Livro de Houellebecq inflama debate sobre o islã na França
7 de janeiro de 2015O recém-lançado romance de ficção política de Michel Houellebecq já desencadeia debates furiosos na França. Em suas 300 páginas, o autor nacional vivo mais vendido no estrangeiro esboça o retrato de seu país sob o governo do fictício líder de um partido islâmico.
Em 2022, ao fim de um segundo mandato de François Hollande, a alternativa política dos franceses se restringe à Frente Nacional (FN), de extrema direita, ou ao poder religioso. No segundo turno do pleito presidencial, Mohammed Ben Abbes, candidato da "Fraternidade Muçulmana", derrota Marine Le Pen, da FN, graças a uma aliança tanto com os socialistas como com a centro-direita.
A França do romance se encontra profundamente conturbada – assim como o narrador, o professor universitário François, um nihilista que se converteu à fé maometana. Por oportunismo, a fim de conservar seu posto na "Universidade Islâmica de Paris-Sorbonne"; mas também atraído pelas perspectivas eróticas da poligamia.
Conexão com atentado?
Soumission (Submissão) chegou às livrarias francesas nesta quarta-feira (07/01), com uma tiragem inicial de 150 mil exemplares, significativa para o mercado nacional. A publicação das traduções alemã e italiana está programada para meados de janeiro, mas ainda não há data prevista para uma versão em língua inglesa nem em português.
O título se refere a uma das acepções da palavra "islã": submissão ou obediência a Alá. Pirateado antes mesmo do lançamento, o sexto romance de Houellebecq gerou uma avalanche de comentários sem precedentes, na imprensa e nas redes sociais, sendo classificado desde "sublime" a "irresponsável".
Embora ainda não haja qualquer indício de uma conexão direta entre o lançamento literário e o atentado à redação do semanário Charlie Hebdo, em Paris, que matou pelo menos 12 pessoas, a capa da edição atual da publicação é, justamente, Soumission. Uma caricatura mostra o autor. Ao lado está escrito: "As previsões do mago Houellebecq: Em 2015, eu perco os meus dentes... Em 2022, eu faço ramadã!"
Provocação, apatia, profecia
Nos últimos anos, a França vem enfrentando o desafio da integração de sua população muçulmana, a maior da Europa, estimada em 10% dos 65 milhões de habitantes do país. Hollande assegurou que será um dos leitores de Soumission "porque está em debate". Ao mesmo tempo, apelou aos franceses para que não se deixem "devorar pelo medo".
Em editorial, o jornal de esquerda Libération acusa o escritor de justamente brincar com os temores anti-islâmicos e de "adubar as ideias da Frente Nacional". Na mesma linha, o conservador Le Figaro enfatiza o fato de o protagonista da ficção se arranjar com uma "visão de futuro que faz pensar num pesadelo". "Houellebecq não sente simpatia por ninguém, antes indiferença.
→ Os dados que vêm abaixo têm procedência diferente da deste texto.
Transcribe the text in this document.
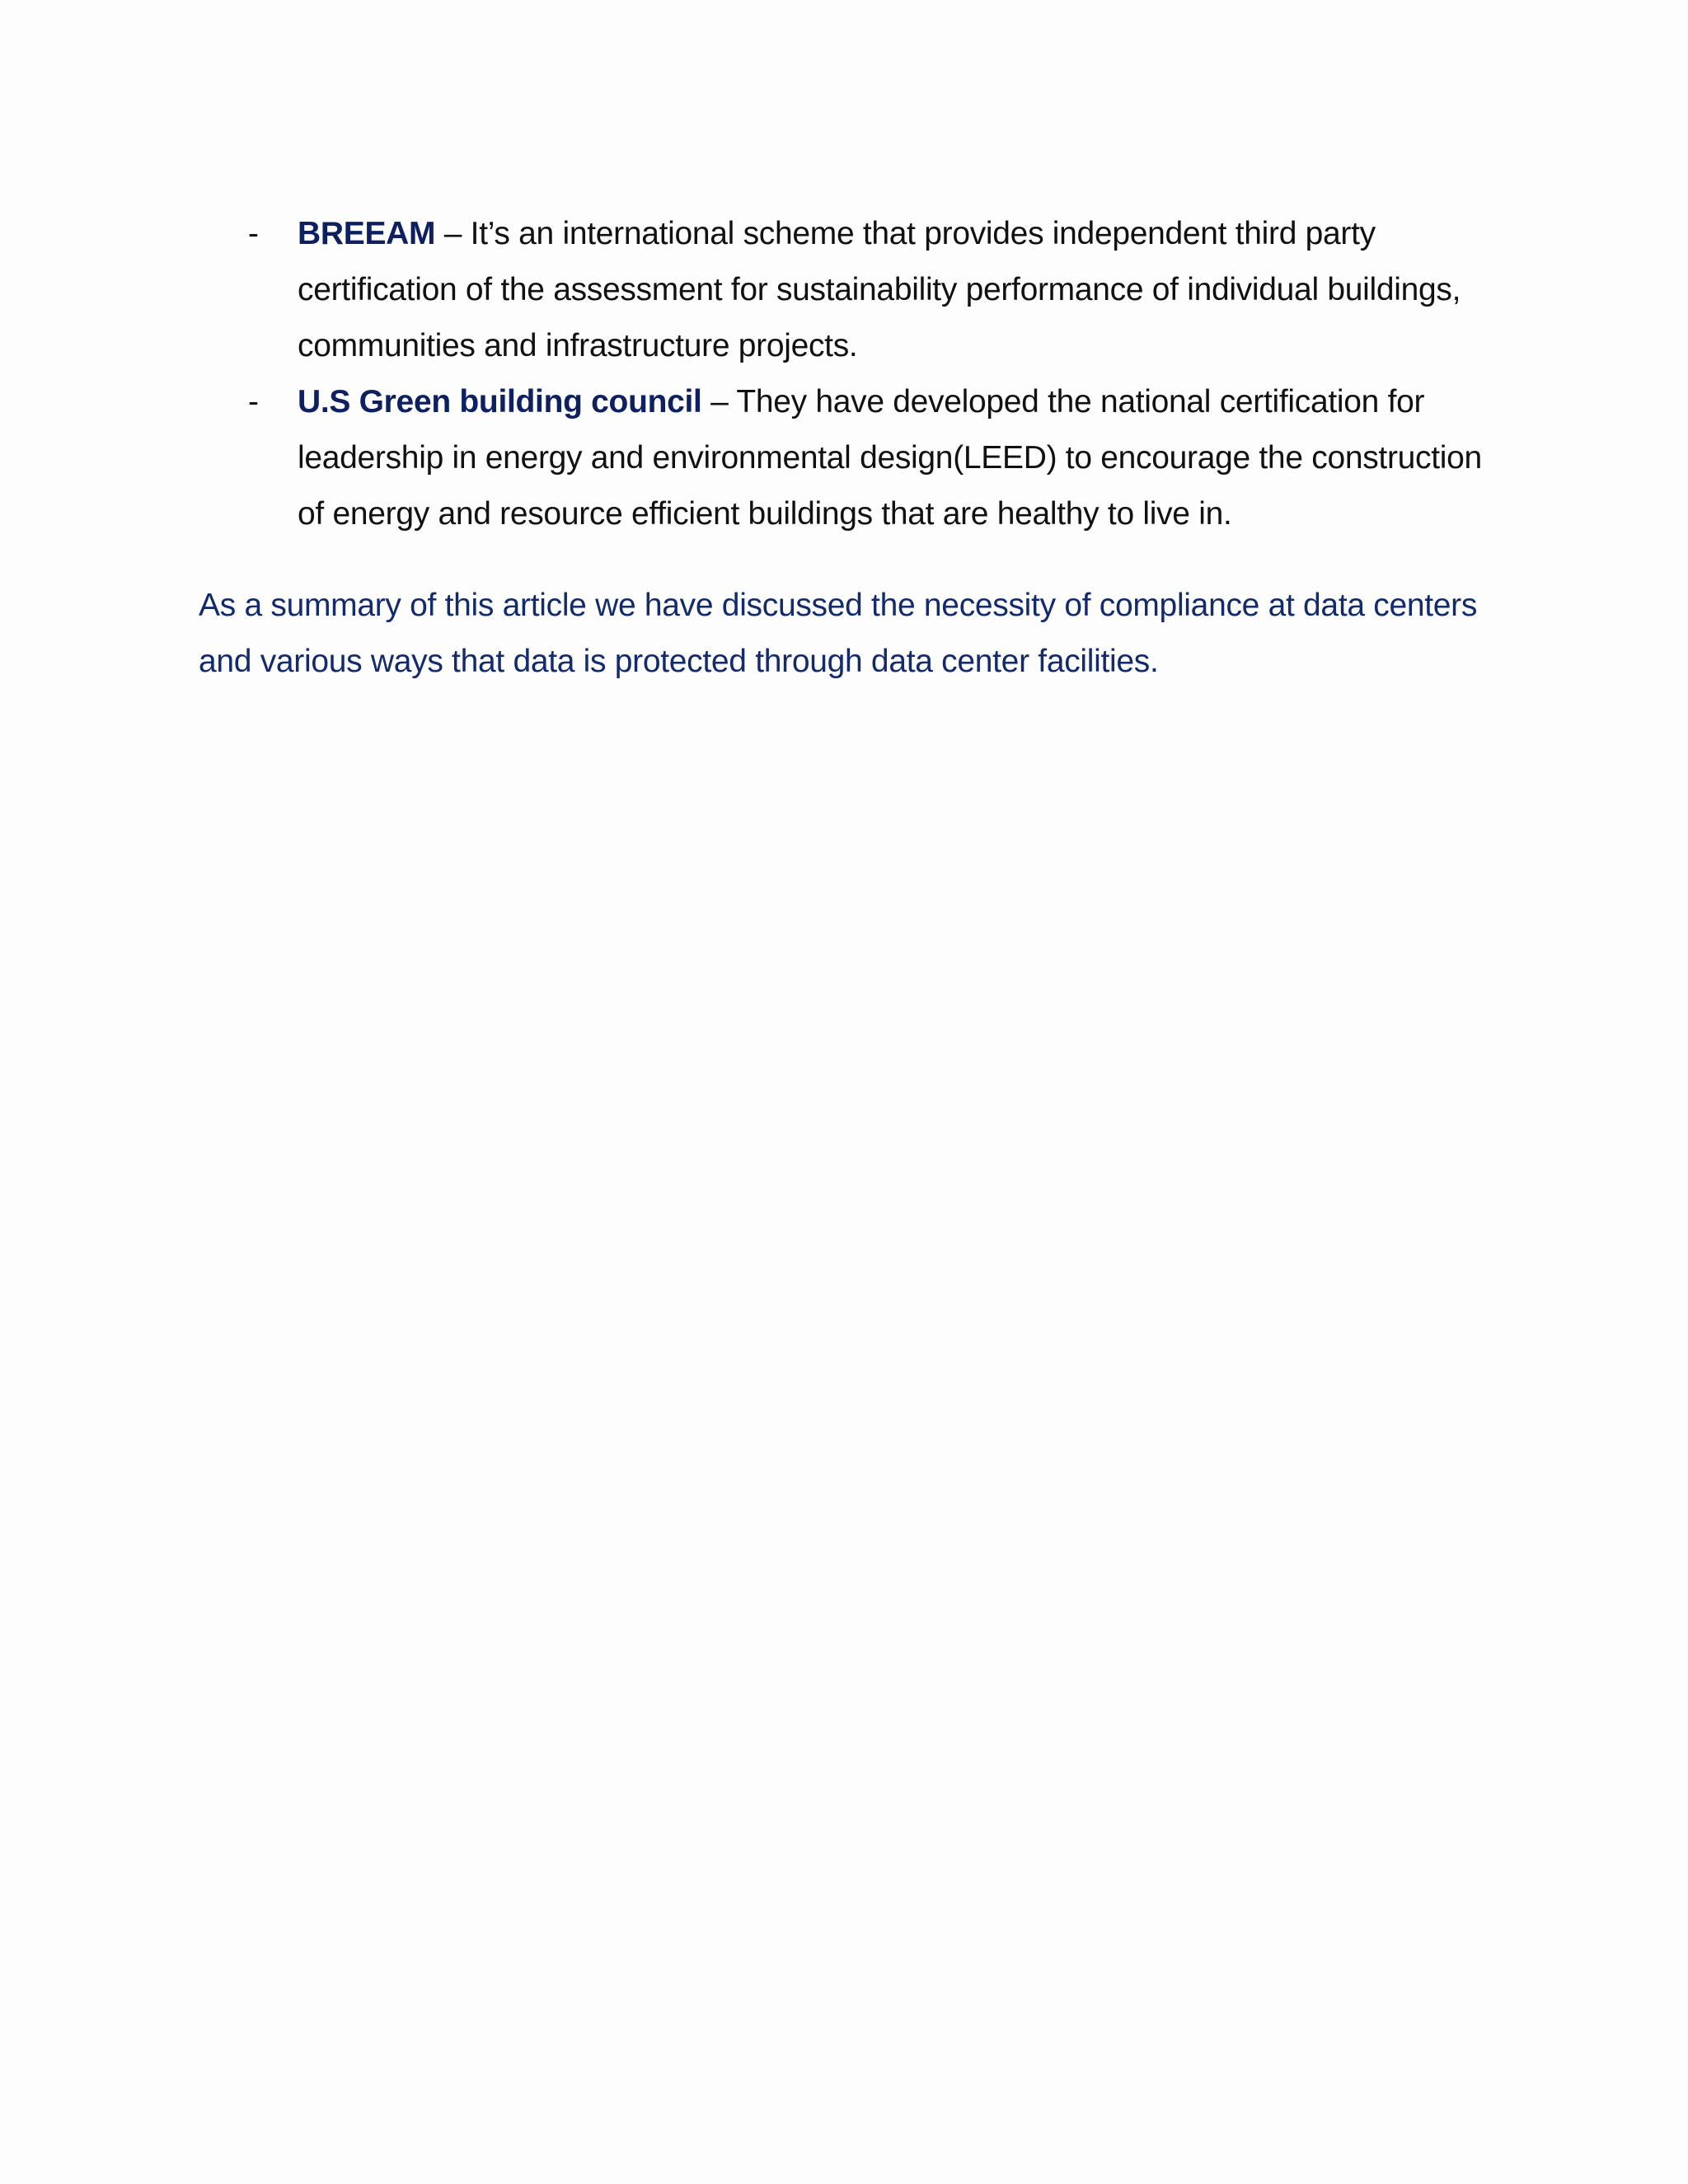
-	BREEAM – It’s an international scheme that provides independent third party certification of the assessment for sustainability performance of individual buildings, communities and infrastructure projects.
-	U.S Green building council – They have developed the national certification for leadership in energy and environmental design(LEED) to encourage the construction of energy and resource efficient buildings that are healthy to live in.

As a summary of this article we have discussed the necessity of compliance at data centers and various ways that data is protected through data center facilities.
Essa apatia é o reflexo do esgotamento de nossa própria sociedade."
Por sua vez, o Observatório Nacional contra a Islamofobia, integrante do Conselho Francês do Culto Muçulmano (CFCM), deplorou incondicionalmente a abordagem do romance: "Suscitar pseudodebates nas mídias sobre a chegada hipotética ao poder, num futuro próximo, de um partido muçulmano [...] só pode favorecer a expansão dos sentimentos islamofóbicos no seio da sociedade francesa."
Para o também autor Emmanuel Carrère, em contrapartida, Soumission é "um livro sublime, de uma extraordinária consistência romanesca", e as "antecipações" de Houellebecq integrariam a "família dos romances proféticos do século 20: 1984, de George Orwell, e Admirável mundo novo, de Aldous Huxley".
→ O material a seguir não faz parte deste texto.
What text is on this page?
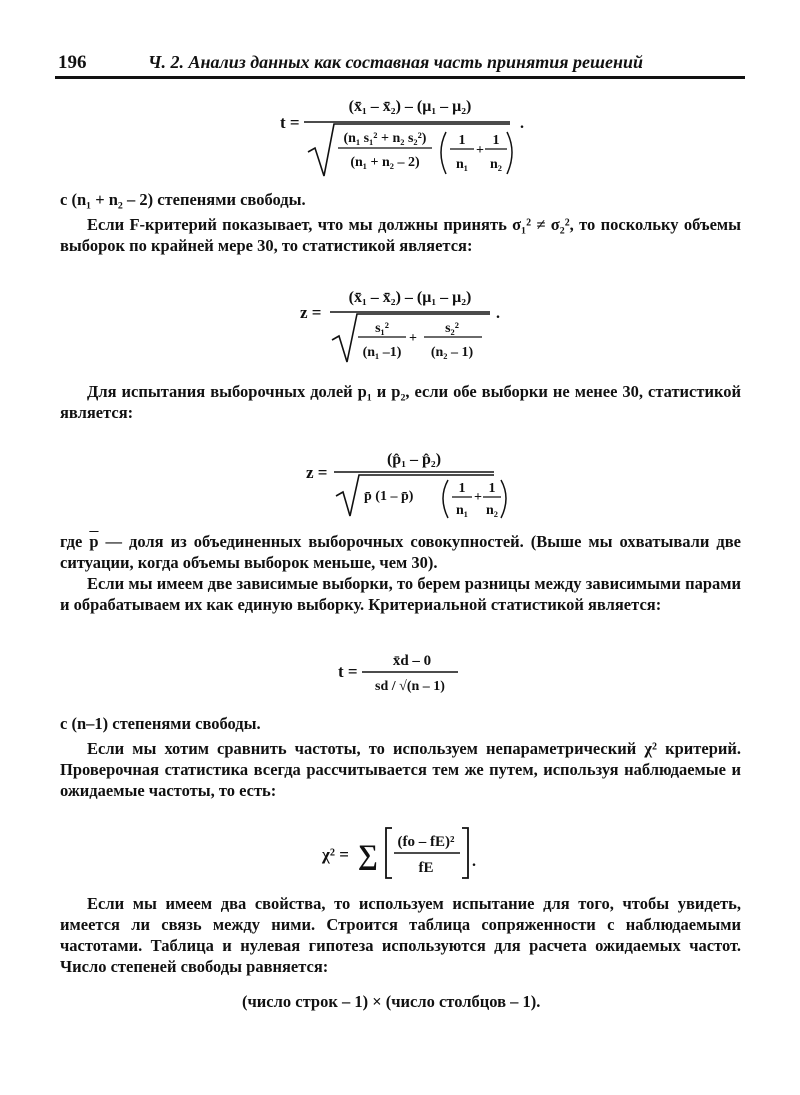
196	Ч. 2. Анализ данных как составная часть принятия решений
t =
(x̄₁ – x̄₂) – (μ₁ – μ₂)
(n₁ s₁² + n₂ s₂²)
(n₁ + n₂ – 2)
1
n₁
+
1
n₂
.
с (n₁ + n₂ – 2) степенями свободы.
Если F-критерий показывает, что мы должны принять σ₁² ≠ σ₂², то поскольку объемы выборок по крайней мере 30, то статистикой является:
z =
(x̄₁ – x̄₂) – (μ₁ – μ₂)
s₁²
(n₁ –1)
+
s₂²
(n₂ – 1)
.
Для испытания выборочных долей p₁ и p₂, если обе выборки не менее 30, статистикой является:
z =
(p̂₁ – p̂₂)
p̄ (1 – p̄)
1
n₁
+
1
n₂
где $\overline{p}$ — доля из объединенных выборочных совокупностей. (Выше мы охватывали две ситуации, когда объемы выборок меньше, чем 30).
Если мы имеем две зависимые выборки, то берем разницы между зависимыми парами и обрабатываем их как единую выборку. Критериальной статистикой является:
t =
x̄d – 0
sd / √(n – 1)
с (n–1) степенями свободы.
Если мы хотим сравнить частоты, то используем непараметрический χ² критерий. Проверочная статистика всегда рассчитывается тем же путем, используя наблюдаемые и ожидаемые частоты, то есть:
χ² = ∑ (fo – fE)²
fE .
Если мы имеем два свойства, то используем испытание для того, чтобы увидеть, имеется ли связь между ними. Строится таблица сопряженности с наблюдаемыми частотами. Таблица и нулевая гипотеза используются для расчета ожидаемых частот. Число степеней свободы равняется:
(число строк – 1) × (число столбцов – 1).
"O que dá medo é o que vem antes "
O tão polêmico quanto fleumático autor de 58 anos define seu processo de criação como uma "aceleração da história". "Eu condenso uma evolução, na minha opinião, verossímil", o que não seria uma provocação, "na medida em que não digo coisas que considere fundamentalmente falsas só para irritar".
Após o lançamento, Houellebecq se defendeu das acusações de islamofobia: "Não acho que isso seja flagrante. A parte do romance que dá medo é sobretudo aquela antes da chegada dos muçulmanos ao poder."
Afirmando-se "neutro", ele rechaçou que tenha "dado um presente" a Marine Le Pen: "Não conheço ninguém que tenha mudado suas intenções de voto depois de ter lido um romance." Na segunda-feira, a presidente da populista FN declarara que Soumission é "uma ficção que um dia poderá virar realidade".